His yearning for the ideal was both of the heart and of the imagination. This Pythian mood was especially characteristic of the later years of his life. Closely connected with this is his power of ratiocination. He prided himself on his logic and carefully handled this real accomplishment so as to impress the public with his possessing still more of it than he had; hence the would-be feats of thought reading, problem unraveling, and cryptography that he attributed to his characters William Legrand and C.

This suggested to him the analytical tales, which created the detective story, and his science fiction tales.

The same duality is evinced in his art. He was capable of writing angelic or weird poetry, with a supreme sense of rhythm and word appeal, or prose of sumptuous beauty and suggestiveness, with the apparent abandon of compelling inspiration; yet he would write down a problem of morbid psychology or the outlines of an unrelenting plot in a hard and dry style.
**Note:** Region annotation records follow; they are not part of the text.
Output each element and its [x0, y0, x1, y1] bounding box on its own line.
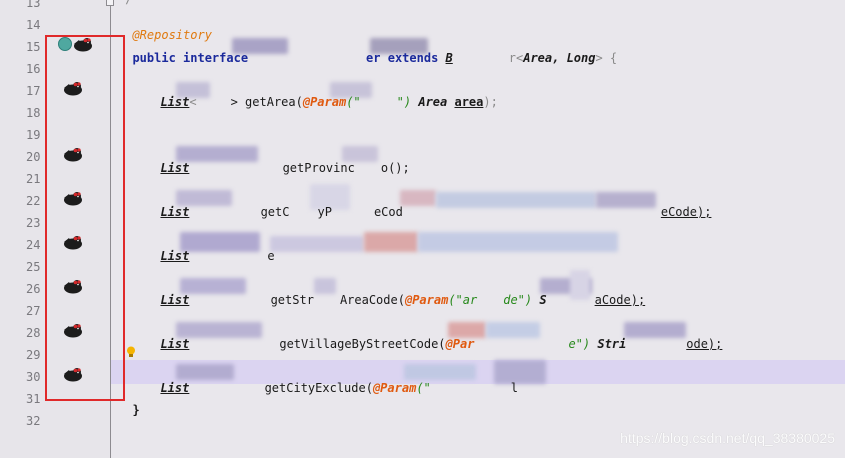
param-annotation: @Par [445, 337, 475, 351]
method-getvillagebystreetcode: getVillageByStreetCode( [279, 337, 446, 351]
code-line-28[interactable]: List getVillageByStreetCode(@Par e") Stri o… [146, 323, 722, 351]
list-type: List [160, 293, 190, 307]
generic-close: > { [595, 51, 618, 65]
param-type: S [539, 293, 547, 307]
param-annotation: @Param [302, 95, 347, 109]
closing-brace: } [132, 403, 140, 417]
param-type: Stri [597, 337, 627, 351]
method-fragment: e [267, 249, 275, 263]
method-fragment-2: eCod [373, 205, 403, 219]
generic-args: Area, Long [523, 51, 596, 65]
line-number: 24 [26, 238, 41, 252]
base-type-fragment: B [445, 51, 453, 65]
line-number: 20 [26, 150, 41, 164]
code-line-24[interactable]: List e [146, 235, 275, 263]
line-number: 31 [26, 392, 41, 406]
param-string-close: de") [503, 293, 540, 307]
param-string: (" [346, 95, 361, 109]
line-number: 13 [26, 0, 41, 10]
line-number: 29 [26, 348, 41, 362]
code-line-13[interactable]: */ [118, 0, 132, 6]
method-getarea: > getArea( [230, 95, 303, 109]
area-type: Area [418, 95, 448, 109]
code-line-20[interactable]: List getProvinc o(); [146, 147, 410, 175]
annotation-highlight-box [45, 35, 125, 401]
line-number: 16 [26, 62, 41, 76]
list-type: List [160, 95, 190, 109]
list-type: List [160, 161, 190, 175]
lightbulb-icon[interactable] [126, 346, 136, 358]
area-argument: area [454, 95, 484, 109]
code-line-26[interactable]: List getStr AreaCode(@Param("ar de") SaCod… [146, 279, 645, 307]
param-fragment: aCode); [594, 293, 646, 307]
code-line-22[interactable]: List getC yP eCod eCode); [146, 191, 711, 219]
param-fragment: eCode); [660, 205, 712, 219]
line-number: 22 [26, 194, 41, 208]
line-number: 21 [26, 172, 41, 186]
param-string: (" [416, 381, 431, 395]
redacted-region [270, 236, 364, 252]
code-line-30[interactable]: List getCityExclude(@Param(" l [146, 367, 518, 395]
line-number: 26 [26, 282, 41, 296]
method-getprovince: getProvinc [275, 161, 355, 175]
line-number: 32 [26, 414, 41, 428]
generic-bracket: < [189, 95, 197, 109]
param-fragment: ode); [686, 337, 723, 351]
redacted-region [364, 232, 418, 252]
redacted-region [418, 232, 618, 252]
method-fragment: AreaCode( [339, 293, 405, 307]
param-string-close: ") [396, 95, 419, 109]
param-string-close: e") [568, 337, 598, 351]
watermark: https://blog.csdn.net/qq_38380025 [620, 430, 835, 446]
code-line-15[interactable]: public interface er extends Br<Area, Long… [118, 37, 617, 65]
method-fragment: yP [317, 205, 332, 219]
keyword-extends: extends [387, 51, 439, 65]
param-string: ("ar [448, 293, 478, 307]
param-annotation: @Param [372, 381, 417, 395]
method-getcityexclude: getCityExclude( [257, 381, 373, 395]
statement-end: ); [483, 95, 498, 109]
line-number: 28 [26, 326, 41, 340]
line-number: 30 [26, 370, 41, 384]
fold-marker[interactable] [106, 0, 114, 6]
list-type: List [160, 381, 190, 395]
line-number: 27 [26, 304, 41, 318]
line-number: 25 [26, 260, 41, 274]
method-getcounty: getC [253, 205, 290, 219]
param-annotation: @Param [404, 293, 449, 307]
statement-end: o(); [380, 161, 410, 175]
line-number: 14 [26, 18, 41, 32]
line-number: 23 [26, 216, 41, 230]
line-number: 18 [26, 106, 41, 120]
generic-open: r< [508, 51, 524, 65]
method-getstreet: getStr [263, 293, 314, 307]
list-type: List [160, 249, 190, 263]
line-number: 17 [26, 84, 41, 98]
interface-name-fragment: er [366, 51, 381, 65]
list-type: List [160, 337, 190, 351]
code-line-17[interactable]: List< > getArea(@Param(" ") Area area); [146, 81, 498, 109]
list-type: List [160, 205, 190, 219]
line-number: 19 [26, 128, 41, 142]
keyword-public-interface: public interface [132, 51, 249, 65]
param-fragment: l [510, 381, 518, 395]
line-number: 15 [26, 40, 41, 54]
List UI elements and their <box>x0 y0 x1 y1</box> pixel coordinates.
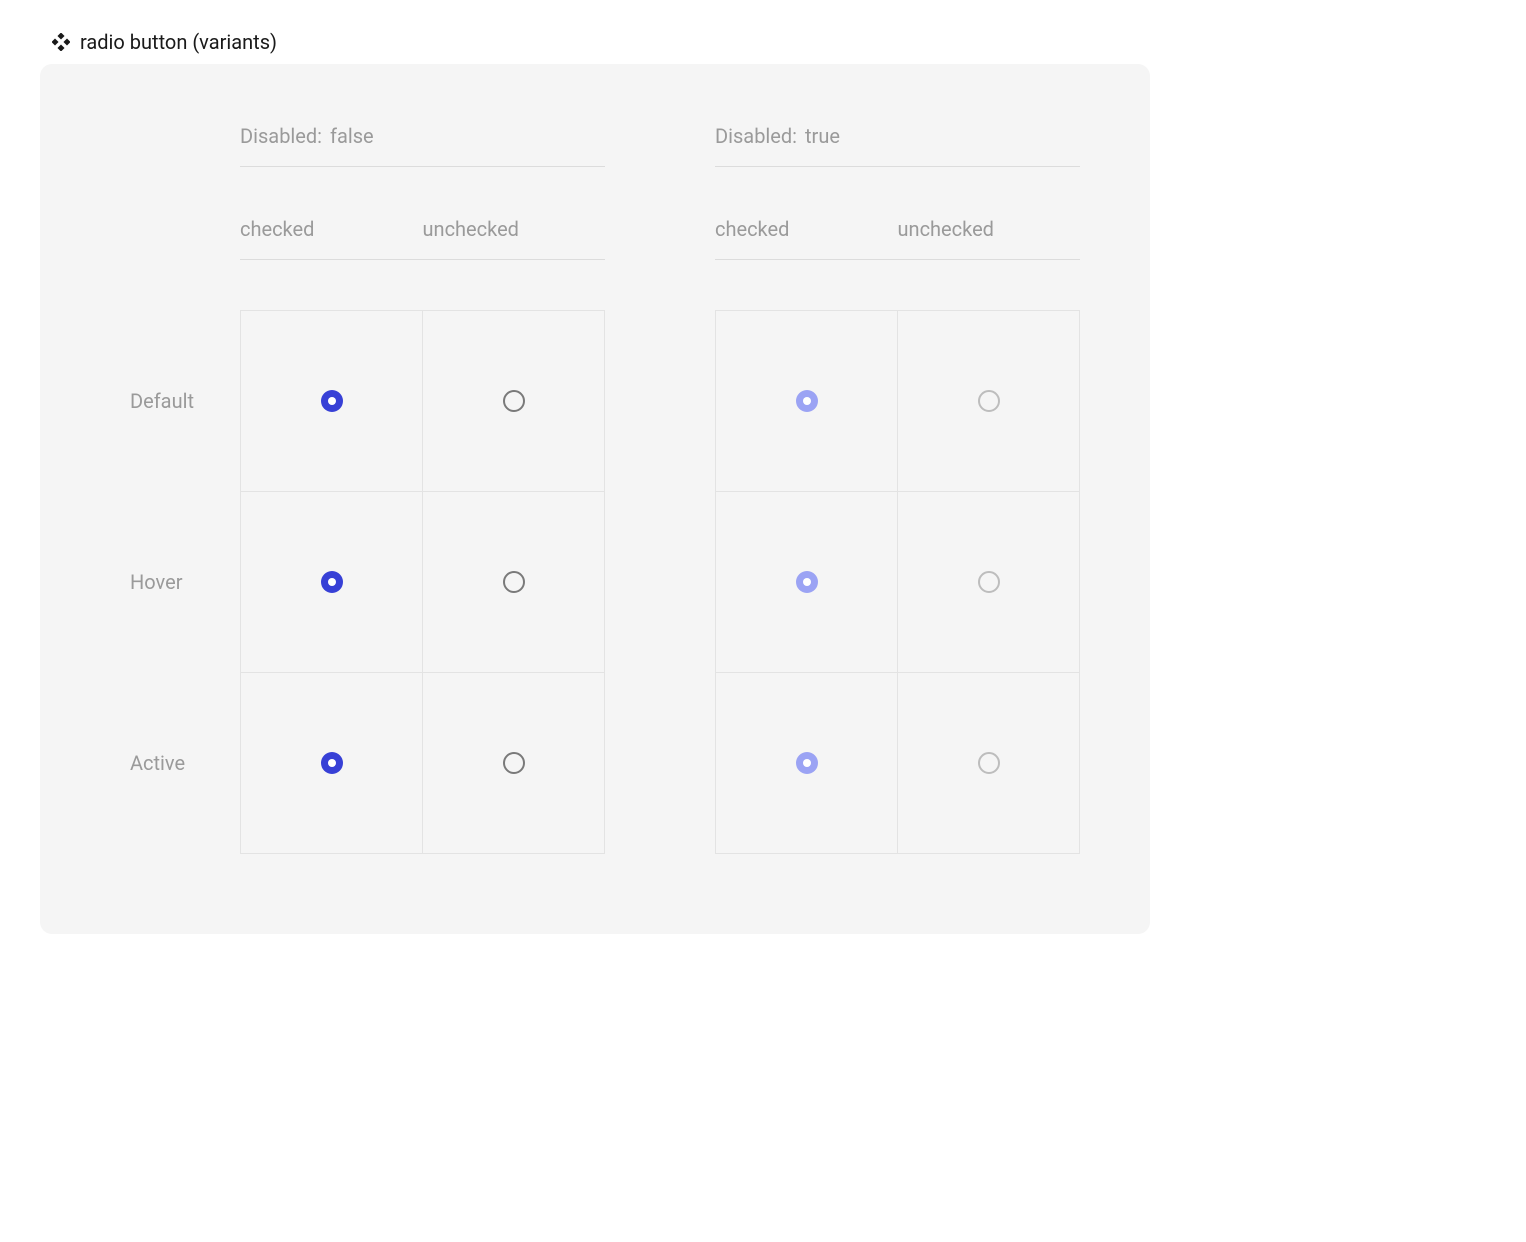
column-headers: checked unchecked <box>715 217 1080 260</box>
section-header-disabled-true: Disabled: true <box>715 124 1080 167</box>
radio-checked-active[interactable] <box>321 752 343 774</box>
radio-unchecked-default[interactable] <box>503 390 525 412</box>
radio-unchecked-active[interactable] <box>503 752 525 774</box>
column-header-unchecked: unchecked <box>898 217 1081 241</box>
variant-cell <box>716 311 898 492</box>
variant-cell <box>423 311 605 492</box>
group-disabled-false: Disabled: false checked unchecked Defaul… <box>240 124 605 854</box>
radio-unchecked-default-disabled <box>978 390 1000 412</box>
row-label-hover: Hover <box>130 491 240 672</box>
radio-unchecked-hover-disabled <box>978 571 1000 593</box>
radio-checked-hover-disabled <box>796 571 818 593</box>
variant-cell <box>898 311 1080 492</box>
radio-checked-hover[interactable] <box>321 571 343 593</box>
variant-grid-disabled <box>715 310 1080 854</box>
radio-checked-default-disabled <box>796 390 818 412</box>
variants-canvas: Disabled: false checked unchecked Defaul… <box>40 64 1150 934</box>
disabled-label: Disabled: <box>240 124 322 148</box>
row-label-spacer <box>605 491 715 672</box>
row-label-active: Active <box>130 672 240 853</box>
radio-checked-default[interactable] <box>321 390 343 412</box>
row-label-default: Default <box>130 310 240 491</box>
column-header-checked: checked <box>715 217 898 241</box>
variant-grid-enabled <box>240 310 605 854</box>
variant-cell <box>241 673 423 854</box>
row-label-spacer <box>605 310 715 491</box>
column-headers: checked unchecked <box>240 217 605 260</box>
radio-checked-active-disabled <box>796 752 818 774</box>
row-label-spacer <box>605 672 715 853</box>
component-title: radio button (variants) <box>80 30 277 54</box>
group-disabled-true: Disabled: true checked unchecked <box>715 124 1080 854</box>
disabled-value: false <box>330 124 374 148</box>
disabled-label: Disabled: <box>715 124 797 148</box>
variant-cell <box>716 673 898 854</box>
variant-cell <box>241 492 423 673</box>
variants-icon <box>52 33 70 51</box>
variant-cell <box>241 311 423 492</box>
variant-cell <box>898 673 1080 854</box>
column-header-unchecked: unchecked <box>423 217 606 241</box>
section-header-disabled-false: Disabled: false <box>240 124 605 167</box>
column-header-checked: checked <box>240 217 423 241</box>
disabled-value: true <box>805 124 840 148</box>
radio-unchecked-active-disabled <box>978 752 1000 774</box>
variant-cell <box>423 673 605 854</box>
variant-cell <box>716 492 898 673</box>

As a critic, Poe laid great stress upon correctness of language, metre, and structure. He formulated rules for the short storyin which he sought the ancient unities: To these unities he added that of mood or effect.

He was not extreme in these views, however. He praised longer works and sometimes thought allegories and morals admirable if not crudely presented. Poe admired originality, often in work very different from his own, and was sometimes an unexpectedly generous critic of decidedly minor writers. Indeed his role in French literature was that of a poetic master model and guide to criticism.